TV personality and media commentator Ita Buttrose is a host on Channel 10’s morning program Studio 10. The former editor of The Australian Women’s Weekly and founding editor of Cleo talks to me about her career surprise, grandmother duties and where she got her fashion sense.
You started your career in publishing. Did you always want to move into TV?
Yes, I always had it as a little goal, but it was a long time ago and then it didn’t happen. I was on panels and was a guest on everybody’s show, but a hosting role never actually came up. I thought, “Well, it’s not meant to be” so I’ll go off and busy myself with writing and publishing, and then, out of the blue, Adam Boland turns up and says, “I’ve got this idea.” It was funny, I sat there listening and I thought, “I can’t believe we’re having this conversation”. After all these years, that old goal of mine has reappeared, so I didn’t even hesitate. I said, “Yeah, I’d love to do it.”
Do you get nervous being on live TV?
No, I don’t. There was a time when I did but I think the longer you work in it, the more relaxed you become. And also the fact that I am a woman of a certain age, you’re a lot more comfortable now because you’ve lived a bit and you’ve got a bit of experience under your belt. You think, “It’s not going to fuss anybody if I say whatever I’m going to say”, so I’ll say it, what the heck!
What’s your career highlight?
I think it’ll be hard to beat becoming Australian of the Year, without a doubt. That’s an incredible honour and I could never have imagined that happening to me. And recently, I was made an honorary Doctor of Letters at Macquarie University for my contribution to the arts. I’ve got to say I was pretty knocked out by that because, given that I left school at 15, it’s not something I ever thought would happen either. When the Chancellor said, “I’m now going to invite Dr Buttrose to deliver the occasional address”, I thought: “Wow. I wish mum and dad were still alive to see this.”

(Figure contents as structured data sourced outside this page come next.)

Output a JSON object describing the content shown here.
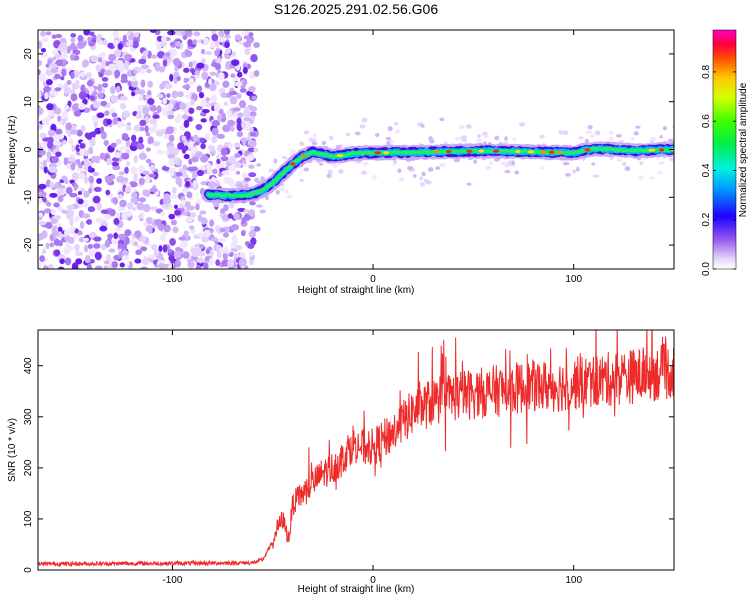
{
  "title": "S126.2025.291.02.56.G06",
  "colors": {
    "snr_line": "#ee2b2b",
    "scatter_base": "#8a3cf0"
  },
  "chart_data": [
    {
      "type": "heatmap",
      "name": "spectrogram",
      "xlabel": "Height of straight line (km)",
      "ylabel": "Frequency (Hz)",
      "xlim": [
        -167,
        150
      ],
      "ylim": [
        -25,
        25
      ],
      "x_tick_values": [
        -100,
        0,
        100
      ],
      "x_tick_labels": [
        "-100",
        "0",
        "100"
      ],
      "y_tick_values": [
        -20,
        -10,
        0,
        10,
        20
      ],
      "y_tick_labels": [
        "-20",
        "-10",
        "0",
        "10",
        "20"
      ],
      "colorbar": {
        "label": "Normalized spectral amplitude",
        "range": [
          0,
          0.97
        ],
        "tick_values": [
          0.0,
          0.2,
          0.4,
          0.6,
          0.8
        ],
        "tick_labels": [
          "0.0",
          "0.2",
          "0.4",
          "0.6",
          "0.8"
        ]
      },
      "noise_region_x": [
        -167,
        -58
      ],
      "ridge_x": [
        -82,
        -70,
        -62,
        -55,
        -50,
        -45,
        -40,
        -35,
        -30,
        -25,
        -20,
        -15,
        -10,
        0,
        20,
        40,
        60,
        80,
        100,
        110,
        120,
        130,
        140,
        150
      ],
      "ridge_freq": [
        -9.5,
        -9.7,
        -9.5,
        -8.5,
        -7,
        -5,
        -3,
        -1.5,
        -0.5,
        -1,
        -1.5,
        -1.2,
        -0.8,
        -0.7,
        -0.6,
        -0.4,
        -0.3,
        -0.5,
        -0.7,
        0.2,
        0,
        -0.3,
        -0.1,
        0
      ]
    },
    {
      "type": "line",
      "name": "snr",
      "xlabel": "Height of straight line (km)",
      "ylabel": "SNR (10 * v/v)",
      "xlim": [
        -167,
        150
      ],
      "ylim": [
        0,
        470
      ],
      "x_tick_values": [
        -100,
        0,
        100
      ],
      "x_tick_labels": [
        "-100",
        "0",
        "100"
      ],
      "y_tick_values": [
        0,
        100,
        200,
        300,
        400
      ],
      "y_tick_labels": [
        "0",
        "100",
        "200",
        "300",
        "400"
      ],
      "series": [
        {
          "name": "SNR",
          "x": [
            -167,
            -100,
            -60,
            -55,
            -50,
            -48,
            -45,
            -42,
            -40,
            -35,
            -30,
            -25,
            -20,
            -15,
            -10,
            -5,
            0,
            10,
            20,
            30,
            40,
            50,
            60,
            70,
            80,
            90,
            100,
            110,
            120,
            130,
            140,
            150
          ],
          "y": [
            12,
            13,
            14,
            20,
            55,
            80,
            100,
            60,
            130,
            150,
            170,
            190,
            200,
            220,
            250,
            240,
            240,
            270,
            310,
            330,
            340,
            345,
            350,
            355,
            360,
            360,
            365,
            370,
            375,
            380,
            385,
            390
          ]
        }
      ]
    }
  ]
}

When you left school at 15, did you envisage your career going in the direction it did?
No, I had no idea. Because careers – like the one I’ve enjoyed – weren’t envisaged for girls. First of all, girls’ education wasn’t considered all that important. And I certainly wanted to be a journalist, but I didn’t see it as a lifelong thing. I thought I’d work for a bit and then I’ll probably get married and have children and go home. I mean, that was the assumption for a girl, and I remember saying to my mother and aunt: “Maybe I’ll be bored.” And they said: “No you won’t!”
If you hadn’t gone down the career path of journalism, what do you think you would have done?
For a little bit I did think I’d like to be an opera singer. I do have a great love of music, but I didn’t pursue it so you realise that the calling wasn’t there. The calling was what I actually went and did. Journalism was my calling.
Do you still sing now?
Oh, in the shower! [Laughs] But I used to sing when I was at school.
What is the best part of what you do?
I really enjoy Studio 10 because it allows me to be involved in lots of issues of the day. So it means I’ve got to keep informed, and as president of Alzheimer’s Australia I know it’s really important to use your brain all the time, and to challenge it.
And the worst?
I could say getting up early. I wouldn’t mind one more hour in bed in the morning!
You always look so stylish. Have you always had a love of fashion?
Yes, I think I learnt it from my father. He used to drill it in that you always have to look as good as you possibly could. Especially as a journalist because you never know when a job is going to come up, so if you look the part, you’ll get the gig. So I was thrilled to be asked to be involved with Sportscraft.
What’s your involvement with Sportscraft?
I’m one of their ambassadors for their 100th anniversary, which they’re celebrating this year, which is terrific. When you look at the number of Australian companies that have gone out of business or struggling and it’s still here, 100 years on, you think: “Why has this brand survived?” And I think it survived because it has reinvented itself when it has had to and it has changed as women’s lives have changed. The fashion that it produced 100 years ago was for a woman who led a completely different life than what we lead today. Today it’s really geared at woman who work and lead active lives.
What do you do in your spare time?
Well, I look after my grandchildren … I know all about Barbie. I know where to find the latest Barbie DVDs!
Are you a strict grandmother?
I’m both. I think I’m fun but they all know that when I say “No” I mean it.
Where do you see yourself in five years’ time?
There are a couple of other books I’d like to write and I’m just finishing an etiquette app, based on material I wrote for my book A Guide to Australian Etiquette. So there’s quite a few things I still have on my agenda to do, so hopefully I’ll still be busy and still making a contribution.
WE WENT TO Beppi’s Restaurant, East Sydney.
WE ATE Jumbo scallops seared & served with pea purée, salmon caviar & white balsamic and asparagus with parmesan.
WE DRANK sparkling mineral water and Pighin Pinot Grigio.